Other safety considerations

It is to be noted that steroid use has its own safety considerations and complications, for example, hyperglycemia, infection. However, the trials provided limited information on the safety profile of corticosteroids and most of the trials did not report the safety considerations.[59] Hence, similar to its use in other conditions, standard safety considerations should always be considered while using corticosteroids, especially among patients with other co-morbidities, for example, diabetes.[60] Control of diabetes and sepsis screen may serve as an essential prerequisite for corticosteroid therapy, but the recommendations vary in case by case basis. Prescreening and control of blood sugar control in case of diabetes, pro-calcitonin level for sepsis, etc., and other standard recommendations may help in this regard.

Limitation

  1. Most of the studies included a mixed population at the initiation of the study. Hence, we have less studies which specifically addressed special category of patients e.g., mild to moderate, severe, and critical category

  2. Again, in most of the studies, more severe patients were allocated into the steroid arm, causing a baseline imbalance. To tackle this issue, we kept the inclusion-exclusion criteria tight to avoid baseline imbalance, especially in terms of severity. We included only those studies where both the arms were comparable in terms of baseline characteristics especially severity

  3. Although few studies are there evaluating the safety of pulse steroids, more severe patients were in the steroid group and thus did not fulfil our predefined inclusion-exclusion criteria.

Summary and Conclusion

Among mechanically ventilated COVID-19 patients, dexamethasone may provide mortality benefits; however, we need more studies to address the same. Among severe to critical patients, corticosteroid administration was associated with “reduced mortality,” “reduced requirement of mechanical ventilation,” “reduced requirement of ICU” and “reduced duration of mechanical ventilation.” Among mild to moderate patients, higher duration of hospitalization was observed in the steroid arm, while in other domains like mortality, the requirement of MV, the requirement of ICU, duration of fever, no difference was seen between the steroid treatment arm and SOC arm. In a single study, steroid treatment reduced the requirement of mechanical ventilation in patients at risk of progression to ARDS. However, these findings need to be validated in bigger sized studies.

Highlight

  • In this metaanalysis, we evaluated the “safety” and “efficacy” of steroid-therapy in COVID-19 population and across different categories of severity

  • Among mechanically ventilated COVID-19 patients, dexamethasone may provide mortality benefit; however, we need more studies to address the same

  • Among severe to critical patients, corticosteroid administration was associated with “reduced mortality,” reduced “requirement of mechanical ventilation,” reduced “requirement of ICU” and reduced “duration of mechanical ventilation”

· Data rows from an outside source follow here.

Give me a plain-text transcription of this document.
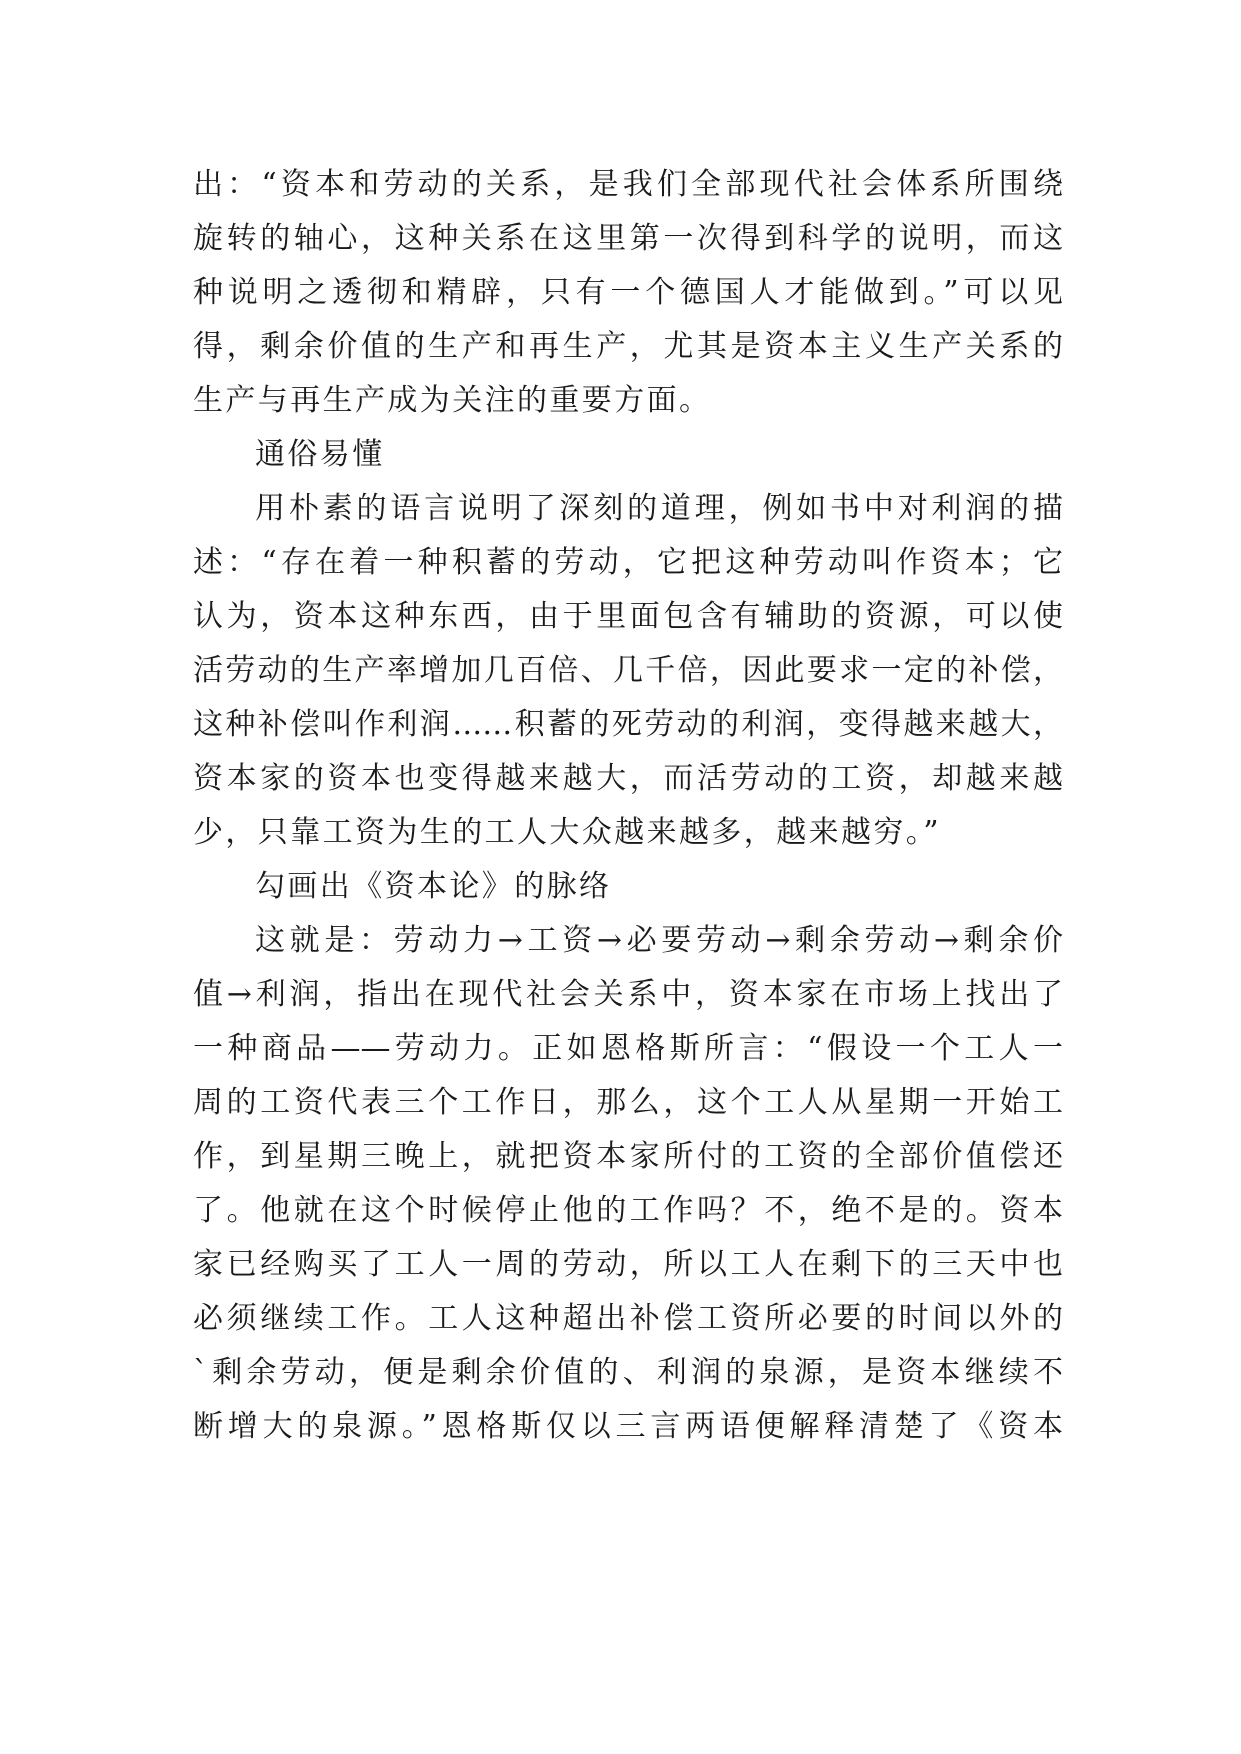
出：“资本和劳动的关系，是我们全部现代社会体系所围绕
旋转的轴心，这种关系在这里第一次得到科学的说明，而这
种说明之透彻和精辟，只有一个德国人才能做到。”可以见
得，剩余价值的生产和再生产，尤其是资本主义生产关系的
生产与再生产成为关注的重要方面。
通俗易懂
用朴素的语言说明了深刻的道理，例如书中对利润的描
述：“存在着一种积蓄的劳动，它把这种劳动叫作资本；它
认为，资本这种东西，由于里面包含有辅助的资源，可以使
活劳动的生产率增加几百倍、几千倍，因此要求一定的补偿，
这种补偿叫作利润……积蓄的死劳动的利润，变得越来越大，
资本家的资本也变得越来越大，而活劳动的工资，却越来越
少，只靠工资为生的工人大众越来越多，越来越穷。”
勾画出《资本论》的脉络
这就是：劳动力→工资→必要劳动→剩余劳动→剩余价
值→利润，指出在现代社会关系中，资本家在市场上找出了
一种商品——劳动力。正如恩格斯所言：“假设一个工人一
周的工资代表三个工作日，那么，这个工人从星期一开始工
作，到星期三晚上，就把资本家所付的工资的全部价值偿还
了。他就在这个时候停止他的工作吗？不，绝不是的。资本
家已经购买了工人一周的劳动，所以工人在剩下的三天中也
必须继续工作。工人这种超出补偿工资所必要的时间以外的
`剩余劳动，便是剩余价值的、利润的泉源，是资本继续不
断增大的泉源。”恩格斯仅以三言两语便解释清楚了《资本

  • Among mild to moderate patients, only a significant higher duration of hospitalization was observed in the steroid arm, while in other areas like mortality, requirement of MV, requirement of intensive care unit, duration of fever, “no difference” was seen between the steroid treatment arm and standard of care (SOC) arm

  • In properly selected patient population (based-upon clinical severity and biomarker status), steroid administration may prove beneficial in patients with COVID-19.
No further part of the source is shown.